Back to Budget Bargaining

October 10, 1990

In the end, whatever Congress produces in the way of a budget deal will have to be judged against the bipartisan leadership package it rejected. Right now, nothing of substance is on the table -- only a vague expression of intent that American voters should regard with great skepticism.

One of the ornaments of the original plan hammered out by President Bush and the combined congressional leadership was its adherence (with one major flaw in tax breaks for start-up companies) to the 1986 tax reform principle of treating all kinds of income equally. The ill-starred agreement rejected the Republican demand for a preferential tax rate on capital gains and the Democratic clamor to burst the "bubble" that gives the wealthy a lower marginal tax rate than the upper middle class so that effective tax rates come out evenly.

With the bipartisan package sidetracked, the 1986 reform statute is again in trouble. Democrats are back to bubble-bursting, all in the name of making the tax code more progressive (although some experts say the reverse might be true if capital gains rates are cut). Conversely, President Bush again sees a chance to revive capital gains tax cuts to encourage investment and growth, a concept as debatable as whether the Treasury would come out a long-term winner or loser.

Mr. Bush for the first time has conceded that higher income tax rates are negotiable, a stance resisted by his own party in the House. But he also says they must be "worked in proper balance" with capital gain taxes -- a potential sticking point in bargaining with liberal Democrats.

Problems could abound in finding substitutes for other features in the bipartisan package rejected by election-wary incumbents. New England is to be placated by scrapping a small tax on heating oil, if the gray-power lobby is to be assuaged on Medicare costs, if a proposed hike in gasoline taxes is to be reduced and farm subsidies pared down only modestly, Congress will have to compensate in other areas to reach the goal of a five-year, $500 billion reduction in projected deficits.

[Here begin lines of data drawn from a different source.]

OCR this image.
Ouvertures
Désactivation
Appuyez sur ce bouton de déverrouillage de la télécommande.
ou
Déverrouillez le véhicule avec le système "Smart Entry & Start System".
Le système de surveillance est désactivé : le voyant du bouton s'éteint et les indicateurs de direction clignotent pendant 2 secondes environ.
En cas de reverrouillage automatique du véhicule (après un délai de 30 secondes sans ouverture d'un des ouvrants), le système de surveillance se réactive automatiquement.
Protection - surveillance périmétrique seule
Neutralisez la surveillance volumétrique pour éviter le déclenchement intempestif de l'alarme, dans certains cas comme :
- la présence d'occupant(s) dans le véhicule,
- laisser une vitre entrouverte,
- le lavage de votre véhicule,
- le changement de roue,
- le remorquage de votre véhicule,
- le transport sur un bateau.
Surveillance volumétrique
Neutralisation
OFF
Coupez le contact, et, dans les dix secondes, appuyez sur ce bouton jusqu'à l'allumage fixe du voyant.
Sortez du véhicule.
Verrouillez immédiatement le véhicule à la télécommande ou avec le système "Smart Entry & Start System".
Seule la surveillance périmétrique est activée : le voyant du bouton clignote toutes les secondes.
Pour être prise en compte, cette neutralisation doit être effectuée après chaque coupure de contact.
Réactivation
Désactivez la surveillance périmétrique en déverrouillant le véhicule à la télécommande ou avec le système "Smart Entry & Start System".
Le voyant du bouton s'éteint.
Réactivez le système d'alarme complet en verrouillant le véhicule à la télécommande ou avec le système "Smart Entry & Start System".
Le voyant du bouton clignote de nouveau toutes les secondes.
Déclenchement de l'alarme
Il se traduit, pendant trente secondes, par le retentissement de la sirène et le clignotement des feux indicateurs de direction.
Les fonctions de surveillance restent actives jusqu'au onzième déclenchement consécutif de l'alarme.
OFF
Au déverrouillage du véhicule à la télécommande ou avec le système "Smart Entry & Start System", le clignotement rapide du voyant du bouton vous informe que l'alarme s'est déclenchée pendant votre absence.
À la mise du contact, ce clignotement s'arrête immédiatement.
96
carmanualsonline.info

These problems are back in the laps of legislative committees that could not handle them in the first place. Can they reach an agreement by Oct. 20? Is it possible to concoct an agreement that is simultaneously palatable to Congress and substantive in reducing national indebtedness? Are the left and right fringes reconcilable? Could another federal shutdown threaten?

Washington's lack of courage, cohesiveness and conviction provide scant room for optimism. There remains the danger that all decisions will be put off until the post-election deliberations of a lame-duck Congress.